Opioid overuse: Australia needs national strategy

Wednesday, 04 August, 2021

Opioid overuse: Australia needs national strategy

An editorial published by the Medical Journal of Australia flags that, despite an 11-fold increase in the number of patients prescribed strong opioids over the past three decades, Australia has no comprehensive, coordinated approach to overdose prevention by national and state governments and professional groups.

Professor Adrian Dunlop, Director of Drug and Alcohol Clinical Services at the Hunter New England Local Health District, and colleagues wrote that “the marked increase in the total number of patients prescribed opioids is driving an increase in the number of opioid-related deaths”.

“There has been no comprehensive and coordinated approach to overdose prevention by national and state governments and professional groups.”

Highlighting the fundamental importance of providing safe and effective treatment for patients with chronic pain, the authors expressed concern that the harms associated with non-medical opioid use could increase in Australia.

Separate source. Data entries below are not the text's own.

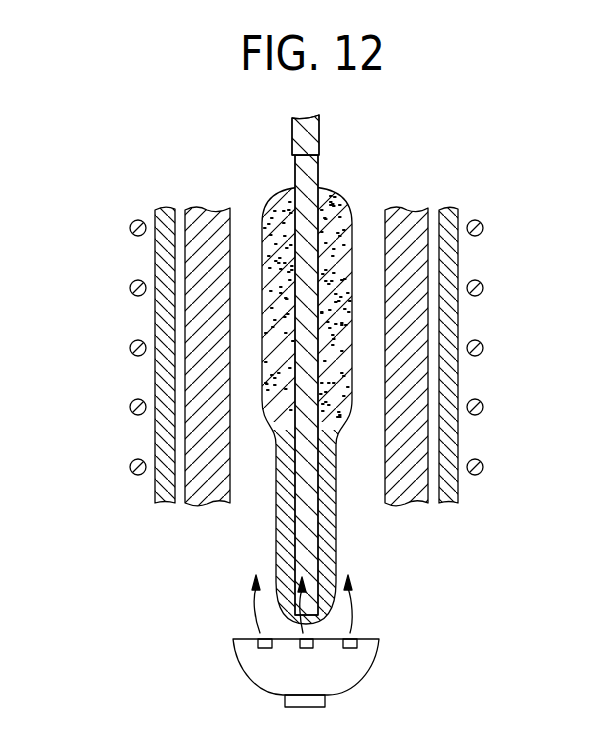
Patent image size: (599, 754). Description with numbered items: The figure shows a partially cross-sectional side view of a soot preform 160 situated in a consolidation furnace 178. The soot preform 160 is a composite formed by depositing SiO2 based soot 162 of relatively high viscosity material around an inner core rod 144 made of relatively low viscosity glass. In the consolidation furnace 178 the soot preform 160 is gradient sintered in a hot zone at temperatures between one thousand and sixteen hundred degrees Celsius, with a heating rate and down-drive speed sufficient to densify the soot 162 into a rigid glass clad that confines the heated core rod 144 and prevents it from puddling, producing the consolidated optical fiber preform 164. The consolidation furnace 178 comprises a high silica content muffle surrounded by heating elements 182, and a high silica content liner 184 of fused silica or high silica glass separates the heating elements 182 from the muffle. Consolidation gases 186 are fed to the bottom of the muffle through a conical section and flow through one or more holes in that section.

The core rod 144 is at (349, 207).
The soot preform 160 is at (272, 200).
The SiO2 based soot 162 is at (353, 252).
The consolidated optical fiber preform 164 is at (275, 518).
The consolidation furnace 178 is at (492, 570).
The heating elements 182 is at (114, 278).
The high silica content liner 184 is at (200, 208).
The consolidation gases 186 is at (352, 604).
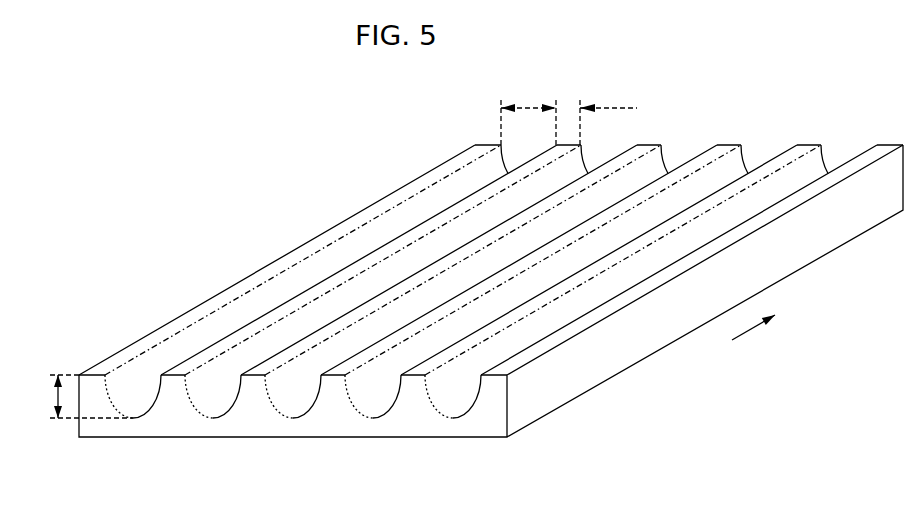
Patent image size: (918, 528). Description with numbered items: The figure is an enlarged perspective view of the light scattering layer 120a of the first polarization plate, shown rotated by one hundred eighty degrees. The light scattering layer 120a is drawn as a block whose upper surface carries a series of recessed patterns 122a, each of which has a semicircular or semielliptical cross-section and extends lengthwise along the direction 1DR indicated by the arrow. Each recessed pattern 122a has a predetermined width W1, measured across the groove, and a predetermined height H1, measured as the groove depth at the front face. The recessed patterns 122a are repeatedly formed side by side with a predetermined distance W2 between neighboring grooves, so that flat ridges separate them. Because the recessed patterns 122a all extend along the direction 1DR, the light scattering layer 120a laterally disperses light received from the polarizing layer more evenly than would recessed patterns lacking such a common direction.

The light scattering layer 120a is at (491, 319).
The recessed patterns 122a is at (303, 278).
The height H1 is at (79, 396).
The width W1 is at (528, 112).
The distance W2 is at (608, 112).
The direction 1DR is at (732, 342).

“Opioid medications are only one approach, but they are overused because of limited access to multidisciplinary services incorporating evidence-based interventions, including psychological and physical therapies.”

Dunlop and colleagues concluded that several approaches were needed, preferably coordinated at the national level.

“We need a combination of strategies, including improving the uptake of take-home naloxone, real-time prescription monitoring, regulatory changes, better access to specialist multidisciplinary services, and education for health professionals and the general public,” they said.

“Importantly, these strategies should be coordinated within a national overdose avoidance strategy.

“Our health system is struggling to adequately respond to the increasing number of patients with complex chronic pain together with mental health and addiction conditions.

“Relying on GPs without adequate support from specialist services contributes to excessive use of interventions that can be delivered in short general practice consultations: driving a marked increase in opioid prescribing and the consequent harms.”